New alum Barber a role model for the ages
Marion Barber Jr. strolls the hallways of Armstrong High School on the last day of the school year, imparting bits of encouragement to the students he passes before taking a seat on the gymnasium bleachers to share a bit of his story. He’s wearing a rubber bracelet that says “Knowledge Is Power,” and his ID badge swings from a maroon-and-gold lanyard with the football slogan “Brick by Brick.”
Barber starred for the Golden Gophers in the late 1970s, becoming the team’s all-time leader in rushing yardage and touchdowns before embarking on an NFL career and then a business career in the Twin Cities.
But his most recent accomplishment is perhaps his most impressive. Barber literally came out of retirement to finish his education at the U. In mid-May, at the age of 57 and after two years of taking classes, he received his bachelor’s degree in youth studies from the U’s College of Education and Human Development.
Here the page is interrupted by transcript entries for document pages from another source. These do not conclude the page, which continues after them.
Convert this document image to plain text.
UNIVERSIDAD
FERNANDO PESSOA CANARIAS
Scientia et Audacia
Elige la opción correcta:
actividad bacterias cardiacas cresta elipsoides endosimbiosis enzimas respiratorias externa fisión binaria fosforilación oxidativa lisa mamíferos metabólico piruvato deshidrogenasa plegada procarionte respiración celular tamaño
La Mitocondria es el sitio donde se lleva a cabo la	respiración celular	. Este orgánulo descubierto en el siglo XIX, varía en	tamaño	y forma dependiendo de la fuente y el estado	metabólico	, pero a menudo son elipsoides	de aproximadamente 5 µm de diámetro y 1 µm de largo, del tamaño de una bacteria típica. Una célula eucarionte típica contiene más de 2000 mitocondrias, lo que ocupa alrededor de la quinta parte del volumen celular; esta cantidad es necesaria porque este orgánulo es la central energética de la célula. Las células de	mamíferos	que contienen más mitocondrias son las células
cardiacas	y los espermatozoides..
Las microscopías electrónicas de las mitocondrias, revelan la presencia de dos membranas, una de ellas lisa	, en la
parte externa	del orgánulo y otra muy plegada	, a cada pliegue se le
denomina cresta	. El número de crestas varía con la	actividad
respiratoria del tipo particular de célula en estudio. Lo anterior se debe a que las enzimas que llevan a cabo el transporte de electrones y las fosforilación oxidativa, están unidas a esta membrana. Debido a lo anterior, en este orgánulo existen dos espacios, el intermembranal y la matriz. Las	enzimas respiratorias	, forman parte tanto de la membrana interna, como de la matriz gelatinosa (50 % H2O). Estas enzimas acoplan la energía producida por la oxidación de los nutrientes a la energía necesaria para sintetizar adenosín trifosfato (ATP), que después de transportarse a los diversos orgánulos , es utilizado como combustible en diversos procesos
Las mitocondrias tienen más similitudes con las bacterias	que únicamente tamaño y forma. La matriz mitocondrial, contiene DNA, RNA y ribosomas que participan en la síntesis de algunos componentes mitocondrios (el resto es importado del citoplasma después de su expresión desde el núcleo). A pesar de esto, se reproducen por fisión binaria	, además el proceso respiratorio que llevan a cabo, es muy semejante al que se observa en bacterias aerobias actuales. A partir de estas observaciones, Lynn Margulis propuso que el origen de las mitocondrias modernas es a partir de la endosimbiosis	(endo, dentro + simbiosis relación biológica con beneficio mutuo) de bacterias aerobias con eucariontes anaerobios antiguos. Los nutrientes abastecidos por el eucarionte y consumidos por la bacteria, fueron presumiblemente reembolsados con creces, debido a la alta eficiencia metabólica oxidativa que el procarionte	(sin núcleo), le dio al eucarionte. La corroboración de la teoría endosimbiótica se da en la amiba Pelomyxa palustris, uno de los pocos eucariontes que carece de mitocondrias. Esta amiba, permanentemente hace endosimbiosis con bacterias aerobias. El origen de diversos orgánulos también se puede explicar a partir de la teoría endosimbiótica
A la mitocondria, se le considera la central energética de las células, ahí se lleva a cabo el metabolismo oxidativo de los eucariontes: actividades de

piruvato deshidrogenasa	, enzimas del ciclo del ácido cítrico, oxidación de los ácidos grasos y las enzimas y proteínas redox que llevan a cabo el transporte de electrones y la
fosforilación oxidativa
He earned his degree in style, making the dean’s list and piling up mostly “A”s alongside students not even half his age.
At Armstrong, where he started as an intern, he revels in being a special education assistant and also an assistant coach for the football team. “I feel fulfilled every day,” he says, “and that’s what the youth studies program has done for me.”
Barber says he was humbled by everything surrounding his graduation, including the congratulations he received from friends and family as well as from strangers near and far. He was also the recipient of a few touchdowns’ worth of high-fives from the students at Armstrong the day before he received his diploma.
“I didn’t think it would have the kind of impact it had,” he says. “What that is doing for our students was, for me, very humbling. What better way to inspire our kids than to show them that you are capable of doing anything you want. It might take you a while—hopefully it won’t take as long as it took me—but you can achieve anything you set your mind to.”
For Barber, knowledge is indeed power, even if it took a few decades to put the last brick in place.